From 1967 until I dropped out, I always maintained a distance from the party. I never felt like I truly belonged. As long as there was forward growth in the party and a willingness on the part of the party brass to accept me on my own terms, I would remain a member and do what I could to build the organization. After 1977, growth slowed down to a trickle and membership review committees were constituted to monitor how well individual members were carrying out the turn. I was instructed by the chairman of my local committee to leave NYC and get out of computer programming. I was willing to comply, but warned if things did not work out, I’d come back to NYC unaffiliated. That didn’t seem to bother anybody in the party leadership. Of course, my most important political work would lie in the future when the FSLN and the ANC were more than happy to utilize my programming skills and my ability to recruit volunteers on their behalf.
In 1975, just before this separation of the wheat from the chaff period began, I was invited by Barry Sheppard to come to NYC and work on a project to automate the Militant newspaper and Pathfinder Press.
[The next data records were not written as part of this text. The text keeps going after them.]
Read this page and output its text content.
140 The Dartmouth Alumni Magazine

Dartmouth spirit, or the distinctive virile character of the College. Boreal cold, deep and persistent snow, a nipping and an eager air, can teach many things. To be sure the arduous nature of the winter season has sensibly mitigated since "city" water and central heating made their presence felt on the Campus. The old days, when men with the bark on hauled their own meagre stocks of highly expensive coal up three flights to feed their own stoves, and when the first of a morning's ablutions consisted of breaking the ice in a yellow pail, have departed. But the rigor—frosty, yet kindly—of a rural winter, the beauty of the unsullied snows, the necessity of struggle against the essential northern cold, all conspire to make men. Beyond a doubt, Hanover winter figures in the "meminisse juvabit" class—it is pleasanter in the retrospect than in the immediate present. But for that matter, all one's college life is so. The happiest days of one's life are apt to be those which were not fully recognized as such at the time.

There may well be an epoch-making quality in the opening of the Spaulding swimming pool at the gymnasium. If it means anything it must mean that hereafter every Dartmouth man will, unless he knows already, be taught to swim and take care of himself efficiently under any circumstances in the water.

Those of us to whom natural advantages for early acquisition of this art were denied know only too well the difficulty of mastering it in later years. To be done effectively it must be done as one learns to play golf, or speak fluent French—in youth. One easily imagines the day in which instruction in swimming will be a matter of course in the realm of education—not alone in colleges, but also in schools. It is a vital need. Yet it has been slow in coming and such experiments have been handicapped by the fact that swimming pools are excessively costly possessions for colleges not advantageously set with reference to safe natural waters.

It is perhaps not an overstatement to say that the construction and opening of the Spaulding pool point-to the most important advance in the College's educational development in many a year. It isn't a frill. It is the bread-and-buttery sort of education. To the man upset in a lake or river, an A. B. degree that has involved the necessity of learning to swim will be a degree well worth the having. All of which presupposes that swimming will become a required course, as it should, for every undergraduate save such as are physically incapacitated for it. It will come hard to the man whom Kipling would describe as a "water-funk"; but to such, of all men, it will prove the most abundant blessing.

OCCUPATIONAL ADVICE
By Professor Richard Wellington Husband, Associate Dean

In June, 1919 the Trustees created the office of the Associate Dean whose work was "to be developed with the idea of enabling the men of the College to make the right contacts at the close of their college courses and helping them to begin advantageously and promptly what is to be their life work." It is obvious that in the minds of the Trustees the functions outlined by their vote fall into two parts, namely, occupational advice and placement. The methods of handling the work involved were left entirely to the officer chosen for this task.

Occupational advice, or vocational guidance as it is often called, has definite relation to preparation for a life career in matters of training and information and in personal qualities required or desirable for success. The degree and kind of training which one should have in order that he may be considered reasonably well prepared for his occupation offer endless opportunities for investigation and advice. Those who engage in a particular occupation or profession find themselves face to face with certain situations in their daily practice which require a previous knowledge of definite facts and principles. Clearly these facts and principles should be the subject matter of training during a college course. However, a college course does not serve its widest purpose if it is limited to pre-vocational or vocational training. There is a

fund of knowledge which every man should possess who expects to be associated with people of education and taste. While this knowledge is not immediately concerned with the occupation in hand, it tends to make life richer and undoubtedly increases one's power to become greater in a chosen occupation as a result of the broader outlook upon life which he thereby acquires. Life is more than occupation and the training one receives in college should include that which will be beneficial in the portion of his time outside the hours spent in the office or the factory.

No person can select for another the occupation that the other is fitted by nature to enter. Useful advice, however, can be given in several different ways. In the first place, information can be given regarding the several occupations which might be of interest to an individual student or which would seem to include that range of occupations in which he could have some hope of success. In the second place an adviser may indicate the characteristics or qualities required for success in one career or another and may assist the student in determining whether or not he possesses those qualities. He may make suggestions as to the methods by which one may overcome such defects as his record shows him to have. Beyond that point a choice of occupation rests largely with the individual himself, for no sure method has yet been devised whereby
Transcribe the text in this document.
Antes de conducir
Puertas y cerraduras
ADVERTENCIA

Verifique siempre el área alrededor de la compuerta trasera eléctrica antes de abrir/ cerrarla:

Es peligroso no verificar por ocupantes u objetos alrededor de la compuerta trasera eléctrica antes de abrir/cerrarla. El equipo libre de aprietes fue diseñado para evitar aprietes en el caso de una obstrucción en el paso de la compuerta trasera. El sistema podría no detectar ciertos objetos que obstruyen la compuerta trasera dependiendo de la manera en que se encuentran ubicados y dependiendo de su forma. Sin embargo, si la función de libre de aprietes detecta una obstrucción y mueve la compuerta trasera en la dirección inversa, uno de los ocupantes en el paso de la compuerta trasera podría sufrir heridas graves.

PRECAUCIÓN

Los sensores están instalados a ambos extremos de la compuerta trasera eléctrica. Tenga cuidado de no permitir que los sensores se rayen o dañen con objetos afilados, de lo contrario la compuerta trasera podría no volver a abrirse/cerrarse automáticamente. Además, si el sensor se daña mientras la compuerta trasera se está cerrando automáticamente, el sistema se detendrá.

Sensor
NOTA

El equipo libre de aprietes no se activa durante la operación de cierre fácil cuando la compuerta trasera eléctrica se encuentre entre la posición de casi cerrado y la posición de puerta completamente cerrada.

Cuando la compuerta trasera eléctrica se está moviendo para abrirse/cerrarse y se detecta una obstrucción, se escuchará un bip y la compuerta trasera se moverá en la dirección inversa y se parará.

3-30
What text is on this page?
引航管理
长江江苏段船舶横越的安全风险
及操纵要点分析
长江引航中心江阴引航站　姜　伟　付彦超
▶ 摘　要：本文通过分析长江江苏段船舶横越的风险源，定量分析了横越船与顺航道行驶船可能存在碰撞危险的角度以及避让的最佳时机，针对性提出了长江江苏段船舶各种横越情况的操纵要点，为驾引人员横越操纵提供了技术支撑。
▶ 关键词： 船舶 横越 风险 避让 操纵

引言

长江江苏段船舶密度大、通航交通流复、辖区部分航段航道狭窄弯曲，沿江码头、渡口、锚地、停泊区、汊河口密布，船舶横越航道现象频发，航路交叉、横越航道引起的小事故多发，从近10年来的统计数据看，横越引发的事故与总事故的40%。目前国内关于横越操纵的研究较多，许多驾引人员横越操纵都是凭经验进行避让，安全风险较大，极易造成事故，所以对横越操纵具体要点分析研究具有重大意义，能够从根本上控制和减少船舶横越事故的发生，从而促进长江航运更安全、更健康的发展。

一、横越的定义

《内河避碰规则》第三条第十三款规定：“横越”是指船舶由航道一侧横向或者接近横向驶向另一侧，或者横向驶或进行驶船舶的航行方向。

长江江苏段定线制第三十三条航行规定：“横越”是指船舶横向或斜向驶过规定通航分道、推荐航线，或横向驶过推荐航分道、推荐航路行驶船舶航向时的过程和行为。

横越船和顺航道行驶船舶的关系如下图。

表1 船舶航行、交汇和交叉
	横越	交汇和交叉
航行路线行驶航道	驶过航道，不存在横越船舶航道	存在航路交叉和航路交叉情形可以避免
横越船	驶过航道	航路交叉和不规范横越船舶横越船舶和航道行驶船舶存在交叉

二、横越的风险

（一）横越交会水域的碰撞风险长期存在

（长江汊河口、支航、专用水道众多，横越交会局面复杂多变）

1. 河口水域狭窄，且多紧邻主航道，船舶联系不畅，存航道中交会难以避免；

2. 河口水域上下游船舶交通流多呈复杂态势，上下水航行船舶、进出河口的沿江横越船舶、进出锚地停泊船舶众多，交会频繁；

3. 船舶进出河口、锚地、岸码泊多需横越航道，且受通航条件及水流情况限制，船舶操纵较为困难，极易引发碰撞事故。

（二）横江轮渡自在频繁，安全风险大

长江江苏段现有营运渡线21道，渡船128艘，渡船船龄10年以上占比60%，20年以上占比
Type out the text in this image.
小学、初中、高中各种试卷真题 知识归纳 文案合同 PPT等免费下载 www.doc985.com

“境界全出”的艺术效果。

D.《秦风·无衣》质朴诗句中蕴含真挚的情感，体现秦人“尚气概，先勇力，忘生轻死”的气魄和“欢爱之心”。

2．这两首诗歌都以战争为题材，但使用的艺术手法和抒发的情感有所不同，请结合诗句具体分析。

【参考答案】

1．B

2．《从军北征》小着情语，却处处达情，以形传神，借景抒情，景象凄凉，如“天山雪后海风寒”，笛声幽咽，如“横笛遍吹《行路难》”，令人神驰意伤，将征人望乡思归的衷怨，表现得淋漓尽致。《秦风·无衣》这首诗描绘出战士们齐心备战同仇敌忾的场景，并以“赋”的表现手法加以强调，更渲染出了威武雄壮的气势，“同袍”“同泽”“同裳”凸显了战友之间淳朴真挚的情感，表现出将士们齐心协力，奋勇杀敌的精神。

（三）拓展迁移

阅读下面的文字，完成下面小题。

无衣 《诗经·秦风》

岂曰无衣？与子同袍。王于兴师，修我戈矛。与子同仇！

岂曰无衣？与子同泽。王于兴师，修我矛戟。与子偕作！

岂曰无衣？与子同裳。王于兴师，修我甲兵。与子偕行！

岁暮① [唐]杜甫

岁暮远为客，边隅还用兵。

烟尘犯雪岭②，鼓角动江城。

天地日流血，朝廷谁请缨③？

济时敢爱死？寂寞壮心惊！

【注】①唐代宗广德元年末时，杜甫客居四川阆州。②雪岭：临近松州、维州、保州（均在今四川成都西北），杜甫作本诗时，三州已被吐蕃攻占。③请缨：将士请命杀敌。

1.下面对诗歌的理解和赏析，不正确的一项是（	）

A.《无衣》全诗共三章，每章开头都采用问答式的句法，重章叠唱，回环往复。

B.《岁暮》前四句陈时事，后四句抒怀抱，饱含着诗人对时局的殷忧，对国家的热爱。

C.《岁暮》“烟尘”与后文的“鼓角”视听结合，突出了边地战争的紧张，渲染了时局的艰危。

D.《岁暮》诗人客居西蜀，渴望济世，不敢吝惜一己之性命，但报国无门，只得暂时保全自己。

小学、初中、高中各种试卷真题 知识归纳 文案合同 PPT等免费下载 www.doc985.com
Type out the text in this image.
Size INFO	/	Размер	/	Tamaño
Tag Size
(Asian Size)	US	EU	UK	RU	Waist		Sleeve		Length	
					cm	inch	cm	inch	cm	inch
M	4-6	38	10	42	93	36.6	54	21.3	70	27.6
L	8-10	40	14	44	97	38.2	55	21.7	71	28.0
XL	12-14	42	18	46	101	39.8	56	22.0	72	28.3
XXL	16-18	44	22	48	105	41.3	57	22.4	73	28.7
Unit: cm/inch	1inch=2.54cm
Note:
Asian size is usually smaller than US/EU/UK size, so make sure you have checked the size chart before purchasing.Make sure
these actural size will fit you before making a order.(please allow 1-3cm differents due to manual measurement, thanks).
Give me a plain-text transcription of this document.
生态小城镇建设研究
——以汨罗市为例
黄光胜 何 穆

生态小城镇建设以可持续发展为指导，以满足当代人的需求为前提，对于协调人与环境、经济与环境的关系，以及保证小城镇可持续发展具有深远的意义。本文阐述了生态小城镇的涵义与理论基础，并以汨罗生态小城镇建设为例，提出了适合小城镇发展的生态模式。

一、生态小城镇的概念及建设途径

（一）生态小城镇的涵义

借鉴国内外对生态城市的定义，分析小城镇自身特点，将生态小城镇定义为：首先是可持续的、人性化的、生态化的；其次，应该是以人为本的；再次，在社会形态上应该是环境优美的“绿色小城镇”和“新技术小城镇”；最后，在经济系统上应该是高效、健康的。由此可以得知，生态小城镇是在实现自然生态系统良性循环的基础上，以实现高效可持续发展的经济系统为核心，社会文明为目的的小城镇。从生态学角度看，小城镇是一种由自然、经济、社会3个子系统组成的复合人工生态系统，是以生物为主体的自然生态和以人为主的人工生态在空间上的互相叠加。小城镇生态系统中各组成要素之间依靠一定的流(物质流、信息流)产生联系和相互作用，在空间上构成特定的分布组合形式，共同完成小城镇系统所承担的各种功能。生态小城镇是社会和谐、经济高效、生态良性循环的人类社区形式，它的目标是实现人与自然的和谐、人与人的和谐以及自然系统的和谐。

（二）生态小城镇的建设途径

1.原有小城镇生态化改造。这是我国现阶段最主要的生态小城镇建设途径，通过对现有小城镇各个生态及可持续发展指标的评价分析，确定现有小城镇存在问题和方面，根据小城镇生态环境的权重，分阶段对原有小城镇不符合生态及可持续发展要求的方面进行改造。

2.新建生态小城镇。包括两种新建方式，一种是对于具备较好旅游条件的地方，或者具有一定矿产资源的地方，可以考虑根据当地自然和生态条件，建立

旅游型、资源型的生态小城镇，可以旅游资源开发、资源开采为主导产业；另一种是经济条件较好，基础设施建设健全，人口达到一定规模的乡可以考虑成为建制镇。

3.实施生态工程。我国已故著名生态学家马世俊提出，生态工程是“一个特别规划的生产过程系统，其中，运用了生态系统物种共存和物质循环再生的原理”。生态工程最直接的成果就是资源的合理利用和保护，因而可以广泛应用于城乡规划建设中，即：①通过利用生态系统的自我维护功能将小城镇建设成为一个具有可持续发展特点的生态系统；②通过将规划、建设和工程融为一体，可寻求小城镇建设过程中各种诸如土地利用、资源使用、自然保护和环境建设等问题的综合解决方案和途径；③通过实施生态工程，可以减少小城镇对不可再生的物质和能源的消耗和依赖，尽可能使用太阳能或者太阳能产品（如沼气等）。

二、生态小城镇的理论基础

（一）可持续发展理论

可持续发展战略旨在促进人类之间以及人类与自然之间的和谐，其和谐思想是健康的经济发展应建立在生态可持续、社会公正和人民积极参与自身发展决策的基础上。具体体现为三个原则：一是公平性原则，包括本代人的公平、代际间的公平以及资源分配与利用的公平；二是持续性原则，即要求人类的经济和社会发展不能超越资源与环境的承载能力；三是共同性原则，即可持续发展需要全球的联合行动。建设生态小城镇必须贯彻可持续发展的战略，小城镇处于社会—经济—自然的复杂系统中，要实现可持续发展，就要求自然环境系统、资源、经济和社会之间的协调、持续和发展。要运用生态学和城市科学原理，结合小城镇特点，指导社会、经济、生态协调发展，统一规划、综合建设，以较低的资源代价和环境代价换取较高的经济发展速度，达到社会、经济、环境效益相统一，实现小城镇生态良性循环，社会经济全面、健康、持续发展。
In the evenings, I would take the subway up from Salomon Brothers to party headquarters where I would sit in on design sessions with 2 other programmers assigned to the project.
About 3 months into the project, Sheppard had returned from a trip to Brussels where he was representing the SWP at Fourth International executive committee meetings. As I spotted him striding into the 3rd floor offices with a big Cuban cigar in his mouth, I began to walk toward him to shake hands and fill him in on the progress we had been making.
After walking perhaps 10 feet in his direction, his secretary spotted me and literally jumped out of his chair to block my path. He told me that nobody spoke to Barry without an appointment. I was so shocked by his behavior and the power relationships it encapsulated that I began thinking right then about the need to separate myself from this crazy organization that was more hierarchical and more alienating than anything I had ever run into on Wall Street.